Guinea-Bissau’s president, army chief killed

Criminality, West Africa — By AfricaTimes on March 2, 2009 3:04 pm

Soldiers killed Guinea-Bissau’s President Joao Bernado “Nino” Vieira on Monday in an apparent revenge attack for the slaying of the army chief of the unstable West African country.

Small arms fire and heavy weapons resounded in Bissau city in the early hours, subsiding at first light. Most residents stayed at home as it was unclear who was in control of a nation that has become a key transit point for drug smuggling.

“The death of Head of State Joao Bernardo Vieira is confirmed.

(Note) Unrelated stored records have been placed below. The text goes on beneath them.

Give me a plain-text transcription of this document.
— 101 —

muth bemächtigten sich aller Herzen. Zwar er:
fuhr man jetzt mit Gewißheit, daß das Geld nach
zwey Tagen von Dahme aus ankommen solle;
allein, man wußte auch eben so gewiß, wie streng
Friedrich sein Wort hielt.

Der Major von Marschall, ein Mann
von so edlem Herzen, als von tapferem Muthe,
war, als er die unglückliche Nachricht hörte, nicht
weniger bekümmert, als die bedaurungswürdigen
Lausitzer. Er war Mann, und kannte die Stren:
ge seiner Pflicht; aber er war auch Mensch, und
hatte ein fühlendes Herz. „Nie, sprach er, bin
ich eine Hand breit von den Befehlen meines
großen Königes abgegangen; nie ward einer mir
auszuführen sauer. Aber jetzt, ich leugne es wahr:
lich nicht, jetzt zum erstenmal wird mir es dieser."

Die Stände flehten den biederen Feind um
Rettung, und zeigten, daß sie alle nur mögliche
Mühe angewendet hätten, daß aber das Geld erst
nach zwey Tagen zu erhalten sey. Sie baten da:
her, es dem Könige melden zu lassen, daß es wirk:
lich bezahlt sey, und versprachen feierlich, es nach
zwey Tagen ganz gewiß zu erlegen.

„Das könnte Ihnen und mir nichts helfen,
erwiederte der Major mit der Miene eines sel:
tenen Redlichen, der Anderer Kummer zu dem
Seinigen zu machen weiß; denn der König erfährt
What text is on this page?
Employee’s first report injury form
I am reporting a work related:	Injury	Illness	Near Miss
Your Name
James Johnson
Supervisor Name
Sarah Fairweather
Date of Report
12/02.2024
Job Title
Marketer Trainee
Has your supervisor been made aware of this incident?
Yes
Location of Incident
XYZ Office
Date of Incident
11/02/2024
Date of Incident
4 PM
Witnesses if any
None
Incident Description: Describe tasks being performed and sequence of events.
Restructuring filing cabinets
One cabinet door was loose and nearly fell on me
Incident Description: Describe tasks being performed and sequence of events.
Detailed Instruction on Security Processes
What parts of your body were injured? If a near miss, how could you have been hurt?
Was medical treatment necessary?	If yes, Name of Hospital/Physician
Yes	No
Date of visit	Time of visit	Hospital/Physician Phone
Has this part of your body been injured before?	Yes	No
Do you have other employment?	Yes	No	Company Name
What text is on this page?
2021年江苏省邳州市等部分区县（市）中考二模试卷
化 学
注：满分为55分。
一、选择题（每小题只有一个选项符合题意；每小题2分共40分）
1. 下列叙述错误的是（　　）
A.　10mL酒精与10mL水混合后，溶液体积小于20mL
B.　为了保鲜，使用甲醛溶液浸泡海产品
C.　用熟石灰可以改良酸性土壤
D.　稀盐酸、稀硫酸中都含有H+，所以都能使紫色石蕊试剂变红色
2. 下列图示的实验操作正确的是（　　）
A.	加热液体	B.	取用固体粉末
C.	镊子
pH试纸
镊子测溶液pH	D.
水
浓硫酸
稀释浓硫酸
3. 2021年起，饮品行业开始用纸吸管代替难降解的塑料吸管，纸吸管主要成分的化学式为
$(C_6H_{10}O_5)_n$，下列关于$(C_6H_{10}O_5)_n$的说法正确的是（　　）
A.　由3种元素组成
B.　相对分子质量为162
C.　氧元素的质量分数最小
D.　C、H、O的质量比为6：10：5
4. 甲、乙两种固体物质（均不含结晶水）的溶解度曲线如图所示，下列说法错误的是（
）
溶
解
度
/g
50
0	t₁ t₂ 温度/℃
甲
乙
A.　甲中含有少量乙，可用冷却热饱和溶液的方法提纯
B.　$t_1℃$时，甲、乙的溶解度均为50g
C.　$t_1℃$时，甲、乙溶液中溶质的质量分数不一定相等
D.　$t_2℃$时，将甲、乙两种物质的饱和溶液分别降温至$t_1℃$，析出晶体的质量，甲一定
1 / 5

His wife is at the Angolan embassy,” Sandji Fati, a retired army colonel and close associate of the slain president, told Reuters in the capital Bissau.

Former colonial power Portugal and the African Union condemned the killings and called for the restoration of order.

Fati said Vieira was killed when he refused to go with Angolan diplomats who took his wife to safety. Security sources and residents who live near the president’s house confirmed Vieira had been killed at home.

The country’s 1.6 million people have endured years of instability since independence in 1974. This has been fuelled in recent years by the country’s emergence as a key transit point in the smuggling of Latin American cocaine to Europe.

Vieira was a former military ruler who was ousted during a civil war in the 1990s and returned to power in a 2005 election.

He had been at odds with armed forces chief of staff General Batista Tagme Na Wai, who was killed in an attack on Sunday evening that also destroyed part of the military headquarters.